With respect to distributions made by the SM REIT scheme and its SPV, the investment manager is obligated to ensure the following:

  1. At least ninety-five percent of the net distributable cash flows of the SPV are distributed to the SM REIT scheme, subject to relevant provisions in the Companies Act, 2013. Any amount retained by the SPV must be utilized according to the directives specified by the Board.
  2. One hundred percent of the net distributable cash flows of the SM REIT scheme are to be distributed to the unit holders.
  3. Distributions must be declared at least once in every quarter of the financial year and not later than fifteen working days from the end of the quarter.

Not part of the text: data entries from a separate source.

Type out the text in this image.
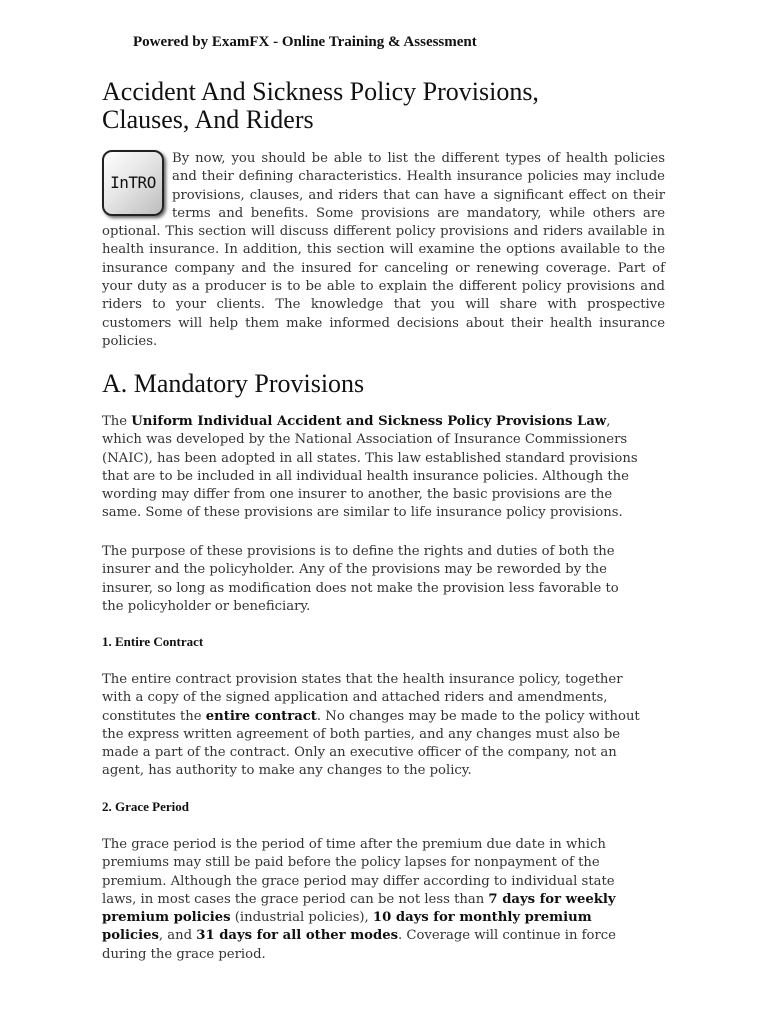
Powered by ExamFX - Online Training & Assessment
Accident And Sickness Policy Provisions,
Clauses, And Riders
InTRO
By now, you should be able to list the different types of health policies and their defining characteristics. Health insurance policies may include provisions, clauses, and riders that can have a significant effect on their terms and benefits. Some provisions are mandatory, while others are optional. This section will discuss different policy provisions and riders available in health insurance. In addition, this section will examine the options available to the insurance company and the insured for canceling or renewing coverage. Part of your duty as a producer is to be able to explain the different policy provisions and riders to your clients. The knowledge that you will share with prospective customers will help them make informed decisions about their health insurance policies.
A. Mandatory Provisions

The Uniform Individual Accident and Sickness Policy Provisions Law, which was developed by the National Association of Insurance Commissioners (NAIC), has been adopted in all states. This law established standard provisions that are to be included in all individual health insurance policies. Although the wording may differ from one insurer to another, the basic provisions are the same. Some of these provisions are similar to life insurance policy provisions.

The purpose of these provisions is to define the rights and duties of both the insurer and the policyholder. Any of the provisions may be reworded by the insurer, so long as modification does not make the provision less favorable to the policyholder or beneficiary.

1. Entire Contract

The entire contract provision states that the health insurance policy, together with a copy of the signed application and attached riders and amendments, constitutes the entire contract. No changes may be made to the policy without the express written agreement of both parties, and any changes must also be made a part of the contract. Only an executive officer of the company, not an agent, has authority to make any changes to the policy.

2. Grace Period

The grace period is the period of time after the premium due date in which premiums may still be paid before the policy lapses for nonpayment of the premium. Although the grace period may differ according to individual state laws, in most cases the grace period can be not less than 7 days for weekly premium policies (industrial policies), 10 days for monthly premium policies, and 31 days for all other modes. Coverage will continue in force during the grace period.
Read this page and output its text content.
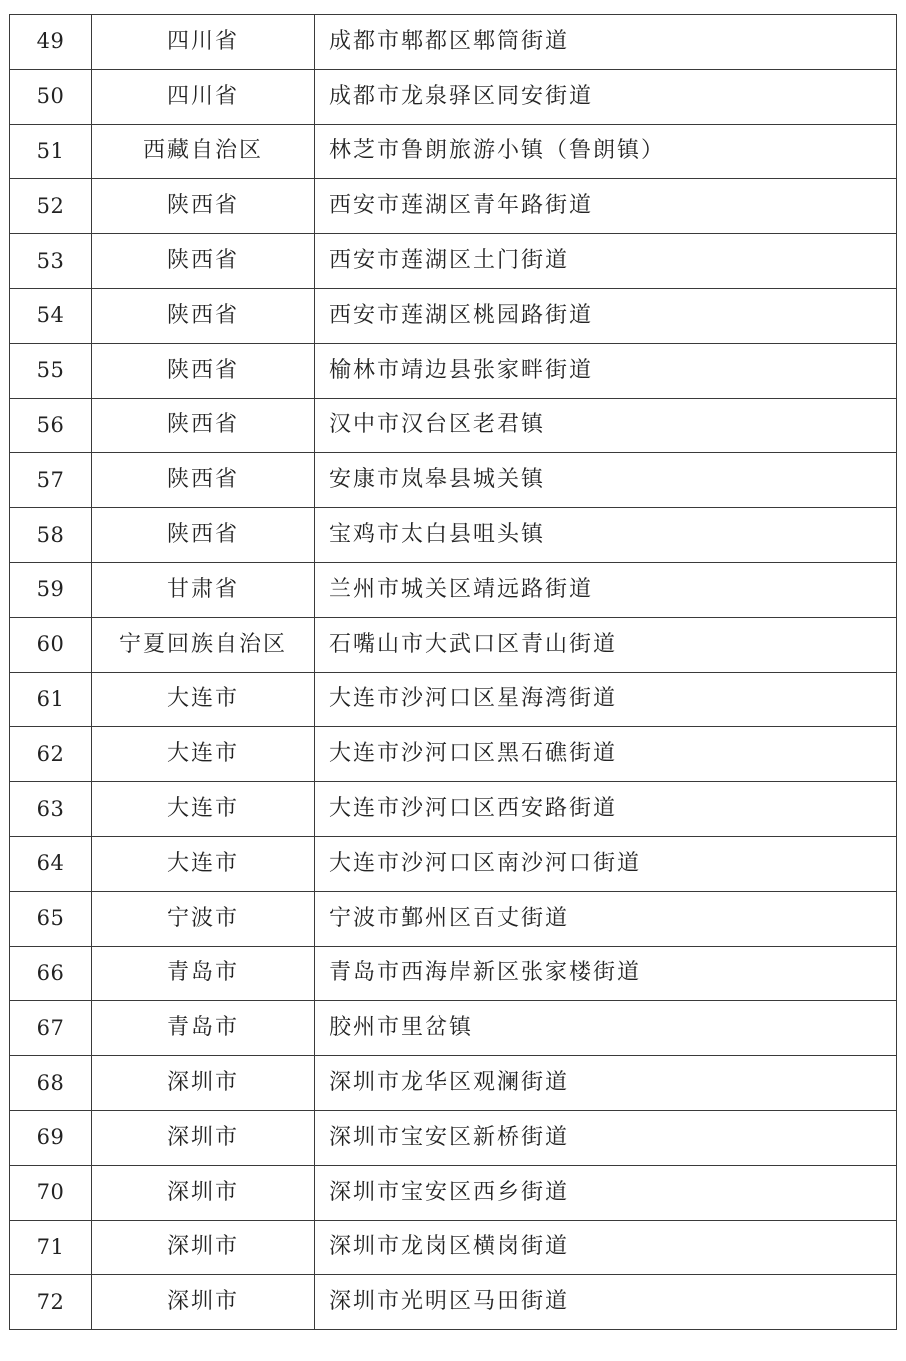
49	四川省	成都市郫都区郫筒街道
50	四川省	成都市龙泉驿区同安街道
51	西藏自治区	林芝市鲁朗旅游小镇（鲁朗镇）
52	陕西省	西安市莲湖区青年路街道
53	陕西省	西安市莲湖区土门街道
54	陕西省	西安市莲湖区桃园路街道
55	陕西省	榆林市靖边县张家畔街道
56	陕西省	汉中市汉台区老君镇
57	陕西省	安康市岚皋县城关镇
58	陕西省	宝鸡市太白县咀头镇
59	甘肃省	兰州市城关区靖远路街道
60	宁夏回族自治区	石嘴山市大武口区青山街道
61	大连市	大连市沙河口区星海湾街道
62	大连市	大连市沙河口区黑石礁街道
63	大连市	大连市沙河口区西安路街道
64	大连市	大连市沙河口区南沙河口街道
65	宁波市	宁波市鄞州区百丈街道
66	青岛市	青岛市西海岸新区张家楼街道
67	青岛市	胶州市里岔镇
68	深圳市	深圳市龙华区观澜街道
69	深圳市	深圳市宝安区新桥街道
70	深圳市	深圳市宝安区西乡街道
71	深圳市	深圳市龙岗区横岗街道
72	深圳市	深圳市光明区马田街道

  4. Distributions must be paid to the unitholders within seven working days of declaration. If the investment manager fails to meet these timelines, they must pay interest at a rate of fifteen percent per annum to the unitholders for the delayed period. Furthermore, any excess interest incurred shall not be recovered by the investment manager from the SM REIT in any form.

In conclusion, the introduction of SM REIT is considered a welcome move by the major players of the industry and creates numerous opportunities for retail and institutional investors to participate in office yielding real estate across various market sizes and product types. According to CREDAI, SEBI’s amendment to the REIT regulations and guidelines for the creation of SM REITs will provide a significant boost to the inflow of investments in the Indian Real Estate Sector.